A imigração interna, igualmente. A Europa não acolheu muçulmanos porque se apaixonou pela sua cultura. A imigração resultou do cruzamento de dois egoísmos: o europeu que carecia de mão-de-obra barata e abundante e o dos muçulmanos que queriam ganhar mais. Não correm eles apaixonados pela nossa cultura, que desconheciam aliás quase totalmente, nem nós pela deles. Egoísmos são os fundamentos de um lado e de outro. Mas o que se pensou como um fenómeno provisório (os alemães, mais isentos e rigorosos chamam esse espécime de Gastarbeiter, trabalhador convidado) torna-se mais perene. Vêm muitos, a generosidade europeia permite o reagrupamento familiar e vêm mais, e a generosidade dos sistemas sociais europeus e a nossa ciência melhora-lhes a saúde.

Por outro lado, rendas. Alguns dos países muçulmanos são rentistas de gaz e de petróleo. Como todos os países rentistas fazem grandes gastos concentrados e sumptuários. Um dos luxos pode ser aviões, outro propaganda. Recentemente houve uma exposição em Londres, se bem me lembro, sobre as 1001 descobertas da ciência islâmica. Curioso o facto de não se falar paralelamente dos milhões de descobertas da ciência cristã. O facto é que surgem artigos uns a seguir aos outros sobre a fraude, mostrando que as ditas descobertas islâmicas são afinal gregas, cristãs, persas. Porque precisa da fraude tal movimento, se há tal grandeza na civilização? Chegaremos a um dia em que Bach seria dito muçulmano, como o cristianíssimo Kierkegaard passa por ateu em mãos menos honestas.

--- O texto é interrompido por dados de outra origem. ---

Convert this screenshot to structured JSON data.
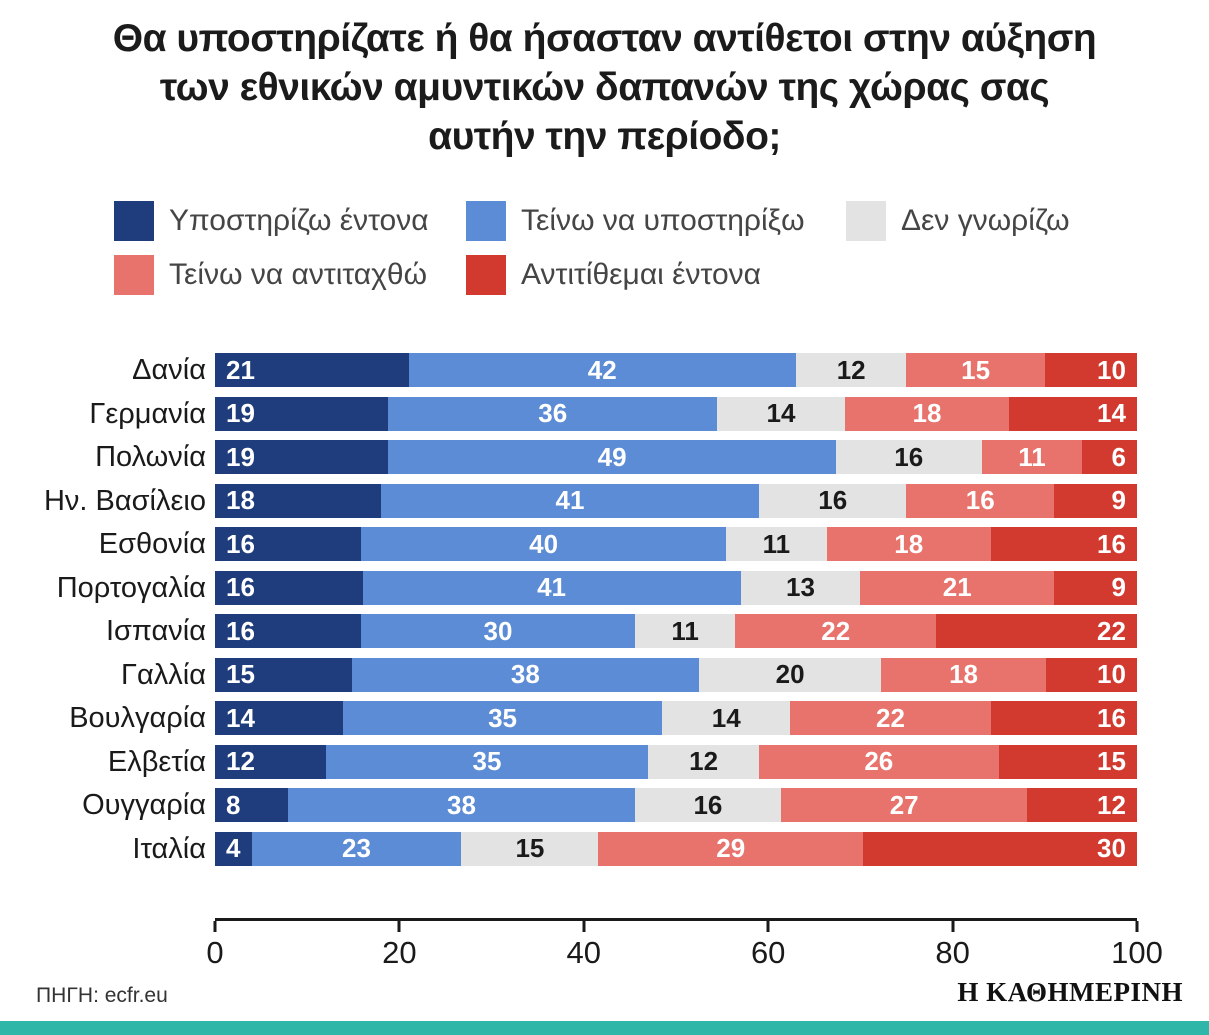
{
  "title": {
    "lines": [
      "Θα υποστηρίζατε ή θα ήσασταν αντίθετοι στην αύξηση",
      "των εθνικών αμυντικών δαπανών της χώρας σας",
      "αυτήν την περίοδο;"
    ]
  },
  "footer": {
    "source": "ΠΗΓΗ: ecfr.eu",
    "publisher": "Η ΚΑΘΗΜΕΡΙΝΗ"
  },
  "colors": {
    "bottom_stripe": "#2eb7a9",
    "axis": "#1a1a1a"
  },
  "chart_data": {
    "type": "bar",
    "orientation": "horizontal",
    "stacked": true,
    "title": "Θα υποστηρίζατε ή θα ήσασταν αντίθετοι στην αύξηση των εθνικών αμυντικών δαπανών της χώρας σας αυτήν την περίοδο;",
    "categories": [
      "Δανία",
      "Γερμανία",
      "Πολωνία",
      "Ην. Βασίλειο",
      "Εσθονία",
      "Πορτογαλία",
      "Ισπανία",
      "Γαλλία",
      "Βουλγαρία",
      "Ελβετία",
      "Ουγγαρία",
      "Ιταλία"
    ],
    "series": [
      {
        "name": "Υποστηρίζω έντονα",
        "color": "#1f3d7c",
        "text_color": "#ffffff",
        "values": [
          21,
          19,
          19,
          18,
          16,
          16,
          16,
          15,
          14,
          12,
          8,
          4
        ]
      },
      {
        "name": "Τείνω να υποστηρίξω",
        "color": "#5c8cd5",
        "text_color": "#ffffff",
        "values": [
          42,
          36,
          49,
          41,
          40,
          41,
          30,
          38,
          35,
          35,
          38,
          23
        ]
      },
      {
        "name": "Δεν γνωρίζω",
        "color": "#e3e3e3",
        "text_color": "#1a1a1a",
        "values": [
          12,
          14,
          16,
          16,
          11,
          13,
          11,
          20,
          14,
          12,
          16,
          15
        ]
      },
      {
        "name": "Τείνω να αντιταχθώ",
        "color": "#e8736c",
        "text_color": "#ffffff",
        "values": [
          15,
          18,
          11,
          16,
          18,
          21,
          22,
          18,
          22,
          26,
          27,
          29
        ]
      },
      {
        "name": "Αντιτίθεμαι έντονα",
        "color": "#d23a2f",
        "text_color": "#ffffff",
        "values": [
          10,
          14,
          6,
          9,
          16,
          9,
          22,
          10,
          16,
          15,
          12,
          30
        ]
      }
    ],
    "xticks": [
      0,
      20,
      40,
      60,
      80,
      100
    ],
    "xlim": [
      0,
      100
    ],
    "legend_position": "top",
    "grid": false
  }
}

A instabilidade civilizacional e política decorre de factores bem mais fundos. Só por si merecem um tratamento próprio. E, lembro apenas que se trata de países que, com maior ou menor riqueza (Atenas nos século IV e III a.C. era mais pobree  menos poderosa e não deixou de acolher Platão, Aristóteles, depois Epicuro e Zenão) não produzem nada de realmente novo para a humanidade desde há séculos.

Que interessa segregar esta questão de outras, como a relevância intrínseca do islão? É simples. É que se percebe por esta via que, quando se ouve hoje em dia falar no islão, o fundamento desde discurso é sempre e tão-somente político. Não decorre nem de exemplos nem de conquistas culturais, sociais ou económicas. Fala-se do islão sempre por razões políticas.

As motivações políticas são em si legítimas. Mas para a política. Não me interessa saber se Gauss era um homem desinteressante politicamente, ou se Euler era um mau conversador. O seu valor intrínseco como matemático não pode deixar lugar a dúvidas. Inversamente a mulher de Nicolae Ceaușescu recebeu doutoramentos honoris causa e honras científicas no Reino Unido e nos Estados Unidos. Da sua obra científica nada sobra.

Uma simples pergunta dá-nos uma chave para perceber tudo o que se diz sobre o islão no espaço público, excluindo muito raros estudos efectivamente eruditos. São razões políticas que impõem esse discurso. Quando se fala da grandeza da cultura islâmica, são razões políticas e não culturais que impõem esse discurso. Quando se fala da beleza da religião muçulmana são razão politicas e não culturais ou religiosas que motivam a pessoas.

Em suma, são argumentos absolutamente irrelevantes sobre o ponto de vista cultural, social e económico. Quem quiser que se fique pela política. Mas ao menos que saiba que é só dela que fala. Se nos afirma estar a falar de religião, de cultura, de criação, apenas labora na mentira. Fala de política, nada mais.